Smári "Mailpile" McCarthy's lecture Engineering Our Way Out of Fascism sets out a set of technical, legal and social interventions we can undertake to make mass surveillance impossible, starting with this: "The goal of those interested in protecting human rights should be to raise the average cost of surveillance to $10.000 per person per day within the next five years."
First, let’s talk about litigation options. The fine people at Privacy International (support their work!) are currently working on taking the seven largest telecoms providers in the world to court over fiber optics surveillance, based on violations of article 8 of the European Convention on Human Rights. The Electronic Frontier Foundation (support them too!) is involved in multi-district litigation against the NSA and various other parties. These two organizations are doing remarkable and amazing work, but they do have limitations on how much they can accomplish, and there is a lot of stuff that they can’t reasonably cover. If they get more money, they can do more things. This is kind of obvious, but seriously consider contributing.

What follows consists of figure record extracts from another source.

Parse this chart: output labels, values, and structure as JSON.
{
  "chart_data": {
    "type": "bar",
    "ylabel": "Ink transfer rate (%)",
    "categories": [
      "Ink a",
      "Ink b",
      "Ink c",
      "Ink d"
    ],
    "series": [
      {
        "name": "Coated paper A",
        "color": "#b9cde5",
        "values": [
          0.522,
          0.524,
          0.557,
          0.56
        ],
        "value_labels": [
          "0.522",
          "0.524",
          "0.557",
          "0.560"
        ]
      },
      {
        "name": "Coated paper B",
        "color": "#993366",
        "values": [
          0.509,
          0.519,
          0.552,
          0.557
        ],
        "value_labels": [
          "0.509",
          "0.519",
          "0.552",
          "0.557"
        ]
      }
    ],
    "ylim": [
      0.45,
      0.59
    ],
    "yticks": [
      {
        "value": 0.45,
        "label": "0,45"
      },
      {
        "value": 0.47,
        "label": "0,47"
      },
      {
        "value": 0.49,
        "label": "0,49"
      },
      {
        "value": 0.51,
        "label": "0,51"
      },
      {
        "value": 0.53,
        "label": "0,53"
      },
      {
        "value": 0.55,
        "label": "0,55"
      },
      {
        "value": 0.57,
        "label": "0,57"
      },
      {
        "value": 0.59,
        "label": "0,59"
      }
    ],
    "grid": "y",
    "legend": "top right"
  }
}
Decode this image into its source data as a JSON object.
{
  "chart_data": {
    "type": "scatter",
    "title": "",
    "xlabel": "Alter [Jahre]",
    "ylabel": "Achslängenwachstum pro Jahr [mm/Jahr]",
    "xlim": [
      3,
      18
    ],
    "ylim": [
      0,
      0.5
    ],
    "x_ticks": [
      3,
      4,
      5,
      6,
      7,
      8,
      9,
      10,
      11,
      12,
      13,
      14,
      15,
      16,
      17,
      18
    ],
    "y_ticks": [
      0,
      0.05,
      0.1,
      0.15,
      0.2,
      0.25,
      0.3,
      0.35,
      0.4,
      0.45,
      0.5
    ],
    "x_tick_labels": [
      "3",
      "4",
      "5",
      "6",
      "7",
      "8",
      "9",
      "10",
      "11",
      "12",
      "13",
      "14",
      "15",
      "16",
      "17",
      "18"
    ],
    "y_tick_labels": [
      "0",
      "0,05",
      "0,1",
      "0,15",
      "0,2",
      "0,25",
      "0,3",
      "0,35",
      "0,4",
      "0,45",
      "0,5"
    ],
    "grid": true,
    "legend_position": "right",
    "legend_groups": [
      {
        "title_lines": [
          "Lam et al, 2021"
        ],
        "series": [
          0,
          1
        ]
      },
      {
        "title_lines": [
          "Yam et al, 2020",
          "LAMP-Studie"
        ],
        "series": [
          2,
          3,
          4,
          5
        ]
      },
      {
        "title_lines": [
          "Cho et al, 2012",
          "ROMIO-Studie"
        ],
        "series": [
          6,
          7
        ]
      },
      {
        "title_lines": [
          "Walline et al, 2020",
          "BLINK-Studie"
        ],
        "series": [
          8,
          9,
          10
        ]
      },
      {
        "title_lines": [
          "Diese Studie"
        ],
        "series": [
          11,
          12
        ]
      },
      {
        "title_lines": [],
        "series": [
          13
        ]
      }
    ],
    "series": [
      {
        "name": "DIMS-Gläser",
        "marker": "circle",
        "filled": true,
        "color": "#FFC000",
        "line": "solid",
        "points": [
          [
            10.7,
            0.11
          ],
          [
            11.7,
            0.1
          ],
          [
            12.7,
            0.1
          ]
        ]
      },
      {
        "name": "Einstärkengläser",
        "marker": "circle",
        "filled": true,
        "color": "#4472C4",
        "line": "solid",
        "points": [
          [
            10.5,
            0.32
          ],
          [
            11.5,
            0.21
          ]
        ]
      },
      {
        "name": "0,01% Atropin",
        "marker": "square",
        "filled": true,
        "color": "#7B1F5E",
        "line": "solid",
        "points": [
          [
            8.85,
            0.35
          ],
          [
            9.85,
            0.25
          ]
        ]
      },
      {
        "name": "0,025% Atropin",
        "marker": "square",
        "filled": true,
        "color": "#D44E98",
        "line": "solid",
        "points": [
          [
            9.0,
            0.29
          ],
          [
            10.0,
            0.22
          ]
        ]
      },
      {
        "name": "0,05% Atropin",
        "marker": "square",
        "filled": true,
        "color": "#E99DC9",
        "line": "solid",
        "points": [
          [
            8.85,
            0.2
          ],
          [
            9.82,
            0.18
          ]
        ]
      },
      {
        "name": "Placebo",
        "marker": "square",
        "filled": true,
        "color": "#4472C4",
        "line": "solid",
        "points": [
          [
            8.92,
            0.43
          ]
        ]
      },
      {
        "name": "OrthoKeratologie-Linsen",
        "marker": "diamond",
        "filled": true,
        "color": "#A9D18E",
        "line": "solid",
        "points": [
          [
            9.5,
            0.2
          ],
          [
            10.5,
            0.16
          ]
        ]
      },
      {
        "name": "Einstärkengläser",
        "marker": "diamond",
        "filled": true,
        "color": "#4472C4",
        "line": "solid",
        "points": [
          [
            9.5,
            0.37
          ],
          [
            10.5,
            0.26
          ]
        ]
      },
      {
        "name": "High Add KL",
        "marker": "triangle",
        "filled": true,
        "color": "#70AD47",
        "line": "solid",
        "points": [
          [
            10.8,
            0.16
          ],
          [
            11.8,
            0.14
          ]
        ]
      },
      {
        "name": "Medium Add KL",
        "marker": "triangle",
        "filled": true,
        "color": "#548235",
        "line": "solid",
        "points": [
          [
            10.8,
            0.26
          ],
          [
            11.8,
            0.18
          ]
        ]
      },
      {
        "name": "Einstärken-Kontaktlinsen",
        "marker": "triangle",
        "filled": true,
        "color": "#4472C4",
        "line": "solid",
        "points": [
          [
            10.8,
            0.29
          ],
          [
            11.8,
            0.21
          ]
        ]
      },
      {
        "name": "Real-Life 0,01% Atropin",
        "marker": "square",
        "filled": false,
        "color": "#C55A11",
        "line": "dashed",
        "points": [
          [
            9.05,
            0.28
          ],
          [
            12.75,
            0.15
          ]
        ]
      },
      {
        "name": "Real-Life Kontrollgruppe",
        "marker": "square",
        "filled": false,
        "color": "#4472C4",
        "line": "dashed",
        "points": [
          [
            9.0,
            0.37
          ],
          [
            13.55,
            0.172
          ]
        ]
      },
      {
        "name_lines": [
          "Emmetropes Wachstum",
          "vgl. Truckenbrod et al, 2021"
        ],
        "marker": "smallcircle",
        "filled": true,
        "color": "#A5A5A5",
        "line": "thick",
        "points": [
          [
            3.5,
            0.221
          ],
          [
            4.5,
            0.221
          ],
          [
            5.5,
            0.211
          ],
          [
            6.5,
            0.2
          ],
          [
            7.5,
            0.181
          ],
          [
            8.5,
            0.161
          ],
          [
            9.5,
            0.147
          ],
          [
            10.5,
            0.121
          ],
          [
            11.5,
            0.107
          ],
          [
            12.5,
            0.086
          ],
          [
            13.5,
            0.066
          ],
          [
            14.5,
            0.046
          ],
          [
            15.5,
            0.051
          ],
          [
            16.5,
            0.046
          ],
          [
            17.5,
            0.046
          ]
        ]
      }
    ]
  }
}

Amongst the many untapped legal options is directly suing various providers, such as Verizon, AT&T, T-Mobile, Apple, Yahoo!, Google, Microsoft, Amazon, SWIFT, Barclays, ABN AMRO, Deutsche Bank, UBS. Why so many banks? Because it isn’t just the Internet that is being monitored.
On top of this, it might be worth considering lawsuits against governments directly. This will be harder to do, but if won, these would have a substantial effect on the situation.
The reason this will be effective in raising the bar is that it will make the various private entities involved feel a direct bottom line impact on their businesses resulting from their collusion with state actors, which will lead them to push back to a much more significant degree than they have so far.
Litigation however will only get us so far. A large amount of policy work is needed in order to fix the current situation. Specifically, numerous international agreements need to be reconsidered and renegotiated. Cross-border data protection agreements should be looked at, and similarly the Wassenaar agreement needs anything touching on cryptography taken out of it. Laws within countries can be improved, in particular data protection laws and laws regarding cryptography. Countries that require key escrowing for instance need to stop doing that.